Episcopal Leader: Membership Losses Are 'Spirit's Way of Pruning for Greater Fruitfulness'
The head of The Episcopal Church has stated that the declining numbers of her denomination could be the work of the Holy Spirit to create "greater fruitfulness."
TEC Presiding Bishop the Most Rev. Katharine Jefferts Schori made this statement last Thursday in remarks delivered at the Evangelical Lutheran Church in America's (ELCA) Churchwide Assembly in Pittsburgh. "Some have judged our smaller numbers as faithlessness but it may actually be the Spirit's way of pruning for greater fruitfulness," said Jefferts Schori.
"If we see ourselves standing at the foot of the cross, any such judgment will be far less important than our response."
Between 2010 and 2011, ELCA membership went from about 4.2 million to just over 4 million, representing a loss of more than 212,000 members.
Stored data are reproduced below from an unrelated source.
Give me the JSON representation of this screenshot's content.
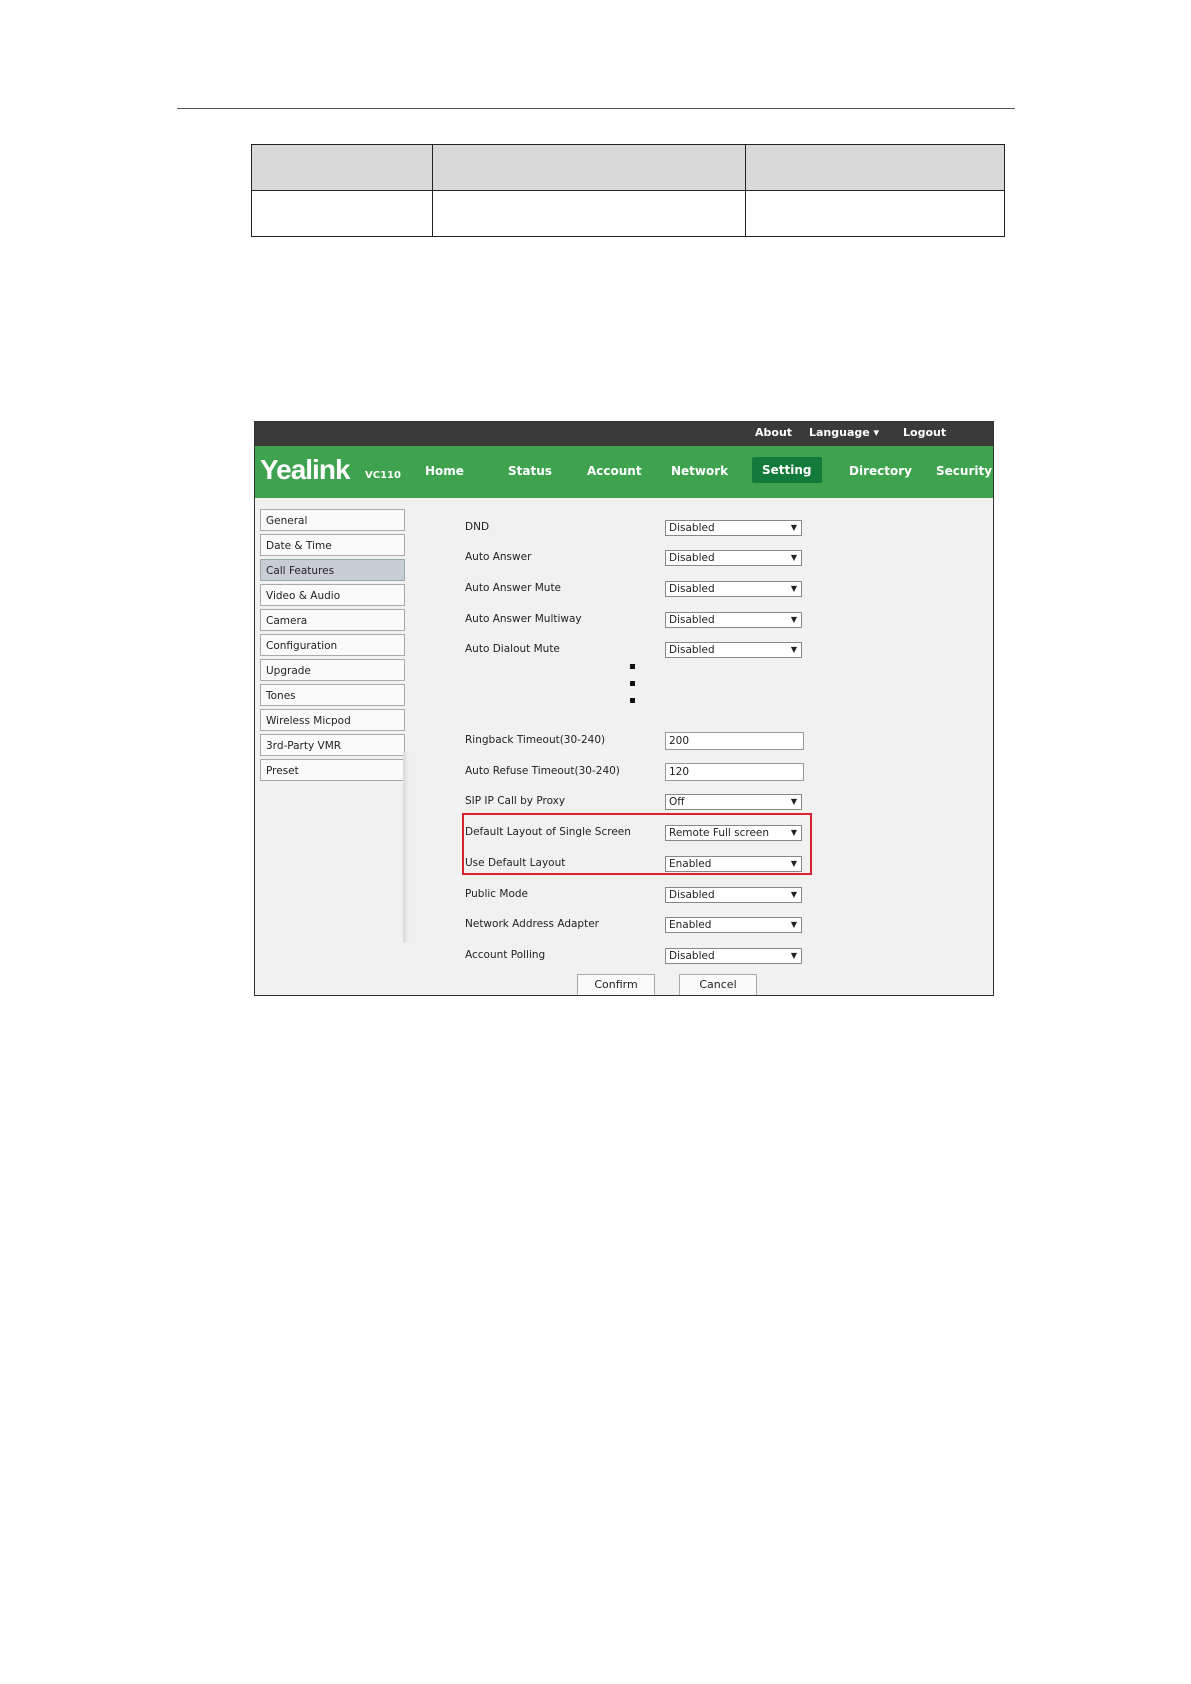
{
  "topbar": {
    "about": "About",
    "language": "Language ▾",
    "logout": "Logout"
  },
  "brand": {
    "logo": "Yealink",
    "model": "VC110"
  },
  "nav": [
    "Home",
    "Status",
    "Account",
    "Network",
    "Setting",
    "Directory",
    "Security"
  ],
  "sidebar": [
    "General",
    "Date & Time",
    "Call Features",
    "Video & Audio",
    "Camera",
    "Configuration",
    "Upgrade",
    "Tones",
    "Wireless Micpod",
    "3rd-Party VMR",
    "Preset"
  ],
  "fields": {
    "dnd": {
      "label": "DND",
      "value": "Disabled"
    },
    "auto_answer": {
      "label": "Auto Answer",
      "value": "Disabled"
    },
    "auto_answer_mute": {
      "label": "Auto Answer Mute",
      "value": "Disabled"
    },
    "auto_answer_multiway": {
      "label": "Auto Answer Multiway",
      "value": "Disabled"
    },
    "auto_dialout_mute": {
      "label": "Auto Dialout Mute",
      "value": "Disabled"
    },
    "ringback_timeout": {
      "label": "Ringback Timeout(30-240)",
      "value": "200"
    },
    "auto_refuse_timeout": {
      "label": "Auto Refuse Timeout(30-240)",
      "value": "120"
    },
    "sip_ip_call_by_proxy": {
      "label": "SIP IP Call by Proxy",
      "value": "Off"
    },
    "default_layout_single_screen": {
      "label": "Default Layout of Single Screen",
      "value": "Remote Full screen"
    },
    "use_default_layout": {
      "label": "Use Default Layout",
      "value": "Enabled"
    },
    "public_mode": {
      "label": "Public Mode",
      "value": "Disabled"
    },
    "network_address_adapter": {
      "label": "Network Address Adapter",
      "value": "Enabled"
    },
    "account_polling": {
      "label": "Account Polling",
      "value": "Disabled"
    }
  },
  "buttons": {
    "confirm": "Confirm",
    "cancel": "Cancel"
  },
  "colors": {
    "nav_green": "#3ea24f",
    "active_tab": "#127a3a",
    "highlight": "#d9232e",
    "topbar": "#3a3a3a"
  }
}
During the same time period, The Episcopal Church had a decrease of over 28,000 members, causing the number of members in its domestic dioceses to dip below the 2 million mark.<
Jefferts Schori also told those gathered for the ELCA's Churchwide Assembly in Pittsburgh about the benefit of diversity in the Christian community. "Jesus has given us to one another – all of us – and we will not live faithfully if we forget who it is we see or seek in those others," said Jefferts Schori.
"The body of Christ has need of all its diverse parts, working together, for the building up of God's beloved community and creation."
Since 1999, TEC and ELCA have had a "full communion" relationship, which is a type of agreement on ecumenical cooperation. This cooperation includes being allowed to exchange clergy, recognizing one another's baptisms and sacrament of communion. According to the ELCA's website, The Episcopal Church is one of six churches that they have such an agreement with. The others are Presbyterian Church (USA), Reformed Church in America, the United Church of Christ, The Moravian Church, and the United Methodist Church.
Jefferts Schori's remarks came the day after attendees of the ELCA Churchwide Assembly voted for the denomination's first female leader.
The Reverend Elizabeth Eaton, bishop of the Northeastern Ohio Synod, was elected ELCA Presiding Bishop with 600 votes, beating out incumbent Presiding Bishop Mark Hanson, who got 287.
"We are a church that is overwhelmingly European in a culture that is increasingly pluralistic," said Eaton in remarks delivered last Wednesday. "We need to welcome the gifts of those who come from different places, that is a conversation we need to have as a church."
A spokeswoman from The Episcopal Church confirmed to The Christian Post that Jefferts Schori had been scheduled to speak at the ELCA Churchwide Assembly months before Eaton was elected.